Я прогоняю воспоминания. Даю возможность метасущности утихомирить бурю в моей голове, сделать разум холодным и гладким, как пустыня дикого кода.
— Это не тот ответ, какой я хотел бы получить, — медленно произношу я. — Я хочу знать как, а не что. Я хочу, чтобы вы мне показали.
— Мы уже говорили тебе, — отвечает Принцесса. — Ты должен сам все вспомнить.
— Но я не помню. Это одна из тайн, стертых, когда меня поймали...
Деревянная маска Принцессы улыбается.
— Другой я, — вдруг осеняет меня. — Матчек упоминал другого меня, говорившего с ним. Так вот почему на «Леблане» появились призраки. Там обитает парциал моего прежнего «я», или даже мой гогол. И он наблюдает за мной.
Принцесса возвращает мои очки.
— Видишь? — произносит она. — Кто из вас сильнее любит тайны? Мальчик из пустыни или Принц-цветок?
Она идет назад к своим друзьям. А потом они тают в воздухе, превращаясь в песок и ветер.
ле Фламбер возвращается. Он непривычно тихий, и глаза странно поблескивают. Пока они спускаются вдоль изгиба Осколка в одной из его волшебных сфер, Таваддуд оставляет вора наедине с его мыслями.
В конце концов Дуньязада отдает камень, а он дарит ей ожерелье. Таваддуд не может не признать, что оно очень к лицу сестре: блеск ярких камней на смуглой коже делает ее похожей на королеву.
— Я надеюсь, что ты будешь использовать их по назначению, — говорит ле Фламбер. — И жителям Сирра тоже понадобятся такие камни. А джинны могут захотеть обзавестись телами. Это место обладает силой, способной удовлетворить их желание. Город может стать совсем другим, не таким, как на Земле.
Таваддуд думает об Аксолотле.
С лица Дуньязады внезапно исчезает улыбка.
— Смотрите! — восклицает она, указывая на небо.
Сердце Таваддуд сжимается от ужаса.
— Нет. Неужели и здесь?
В небе возникли обманчиво красивые точки. Их невозможно сосчитать, и количество продолжает увеличиваться, словно на мозаичный пол высыпаются сверкающие песчинки. Светящиеся точки начинают выстраиваться с многоугольники и клинья.

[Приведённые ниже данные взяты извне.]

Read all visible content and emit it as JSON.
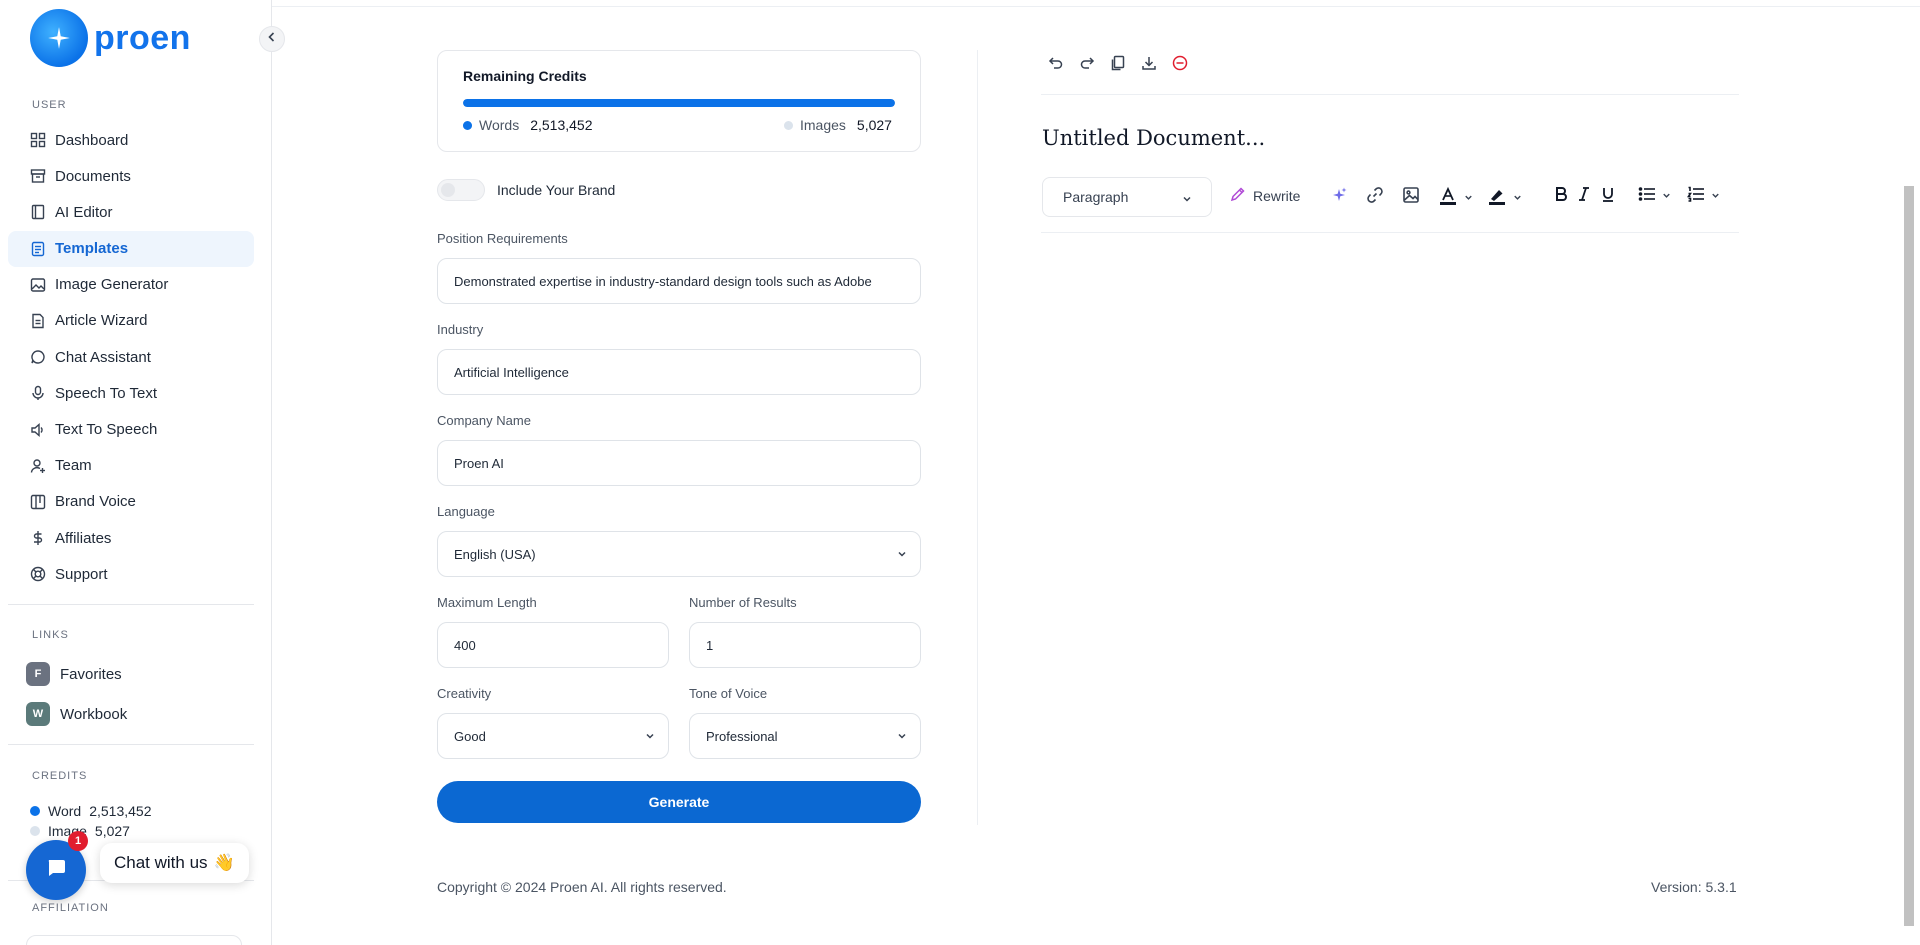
{
  "brand": {
    "name": "proen"
  },
  "sidebar": {
    "user_section": "USER",
    "items": [
      {
        "label": "Dashboard",
        "icon": "grid-icon"
      },
      {
        "label": "Documents",
        "icon": "archive-icon"
      },
      {
        "label": "AI Editor",
        "icon": "book-icon"
      },
      {
        "label": "Templates",
        "icon": "file-text-icon",
        "active": true
      },
      {
        "label": "Image Generator",
        "icon": "image-icon"
      },
      {
        "label": "Article Wizard",
        "icon": "file-plus-icon"
      },
      {
        "label": "Chat Assistant",
        "icon": "message-circle-icon"
      },
      {
        "label": "Speech To Text",
        "icon": "microphone-icon"
      },
      {
        "label": "Text To Speech",
        "icon": "volume-icon"
      },
      {
        "label": "Team",
        "icon": "user-plus-icon"
      },
      {
        "label": "Brand Voice",
        "icon": "layout-icon"
      },
      {
        "label": "Affiliates",
        "icon": "dollar-icon"
      },
      {
        "label": "Support",
        "icon": "lifebuoy-icon"
      }
    ],
    "links_section": "LINKS",
    "links": [
      {
        "label": "Favorites",
        "badge": "F",
        "badge_color": "#6b7280"
      },
      {
        "label": "Workbook",
        "badge": "W",
        "badge_color": "#5b7a7a"
      }
    ],
    "credits_section": "CREDITS",
    "credits": {
      "word_label": "Word",
      "word_value": "2,513,452",
      "image_label": "Image",
      "image_value": "5,027"
    },
    "affiliation_section": "AFFILIATION"
  },
  "chat": {
    "label": "Chat with us",
    "emoji": "👋",
    "unread": "1"
  },
  "form": {
    "credits_card": {
      "title": "Remaining Credits",
      "progress": 1.0,
      "words_label": "Words",
      "words_value": "2,513,452",
      "images_label": "Images",
      "images_value": "5,027"
    },
    "brand_toggle": {
      "label": "Include Your Brand",
      "on": false
    },
    "position_requirements": {
      "label": "Position Requirements",
      "value": "Demonstrated expertise in industry-standard design tools such as Adobe"
    },
    "industry": {
      "label": "Industry",
      "value": "Artificial Intelligence"
    },
    "company_name": {
      "label": "Company Name",
      "value": "Proen AI"
    },
    "language": {
      "label": "Language",
      "value": "English (USA)"
    },
    "max_length": {
      "label": "Maximum Length",
      "value": "400"
    },
    "num_results": {
      "label": "Number of Results",
      "value": "1"
    },
    "creativity": {
      "label": "Creativity",
      "value": "Good"
    },
    "tone": {
      "label": "Tone of Voice",
      "value": "Professional"
    },
    "generate_label": "Generate"
  },
  "editor": {
    "doc_title": "Untitled Document...",
    "format_select": "Paragraph",
    "rewrite_label": "Rewrite"
  },
  "footer": {
    "copyright": "Copyright © 2024 Proen AI. All rights reserved.",
    "version": "Version: 5.3.1"
  },
  "colors": {
    "accent": "#0b68d2",
    "active_bg": "#eef5fd",
    "danger": "#e11d2e"
  }
}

— Не беспокойтесь, — говорит ле Фламбер. — Они пришли не за вами, а за мной. А я не заставлю их ждать.
Ну почему никогда не хватает времени на прощание? Ничего не меняется.
Он целует руки обеим сестрам и кланяется.
— Я тоже вышел из пустыни, — признается он. — Ваша более сурова и ничего не прощает. Но пока здесь есть вы, она навсегда останется прекрасным садом.
Мерцающая сфера уносит его ввысь. На прощание он посылает им воздушные поцелуи. Спустя несколько мгновений доносится отдаленный грохот, и новое небо Сирра пересекает белая черта. Пляшущие звезды выстраиваются вдоль нее, а потом все исчезает.
За время возрождения Сирра небо успевает потемнеть, и Таваддуд кажется, что она видит его впервые. Она смотрит на широкие кольца, диски и луны и светящиеся вдали нити, которые поддерживают другие небосводы. Таваддуд берет сестру за руку, и некоторое время они впитывают эту красоту. Затем они снова поворачиваются к синей с золотом книге Сирра.
— Ты думаешь, уже пора? — спрашивает Дуньязада.
— Да, — отвечает Таваддуд. — Давай разбудим их.
Интерлюдия
БОГИНЯ И ПОДАРОК КО ДНЮ РОЖДЕНИЯ
Две Жозефины идут вдоль берега темного ночного моря, одна босиком ступает по песку, другая время от времени заходит в воду и перепрыгивает через мелкие волны. Одна уже стара, другая молода, и ее золотисто-каштановые волосы развеваются на ветру шелковистым знаменем.
Жозефина порой полностью погружается в парциала, наслаждаясь крепкой плотью и яркими глазами. Но она передала еще не все воспоминания и вынуждена углубляться в себя: что-то вырезать, что-то выбрать и сохранить. Она размеренно шагает, а с губ льется непрерывный поток слов для демиургов, вторящий медленному дыханию моря.
В последний раз она испытывала настоящую любовь к нему в свой день рождения.
Это было вскоре после того, как они проиграли первую войну. Даже спустя несколько столетий Матчек не соглашался признать свое поражение, и потому то давнее пятно в блистательной истории Соборности было стерто из памяти гоголов. Но Жозефина все помнит.
В конце концов, это она собрала их вместе из разных уголков мира, она посылала Жана, чтобы объединить их одной общей целью. Она сотворила из разрозненных фанатиков нечто большее.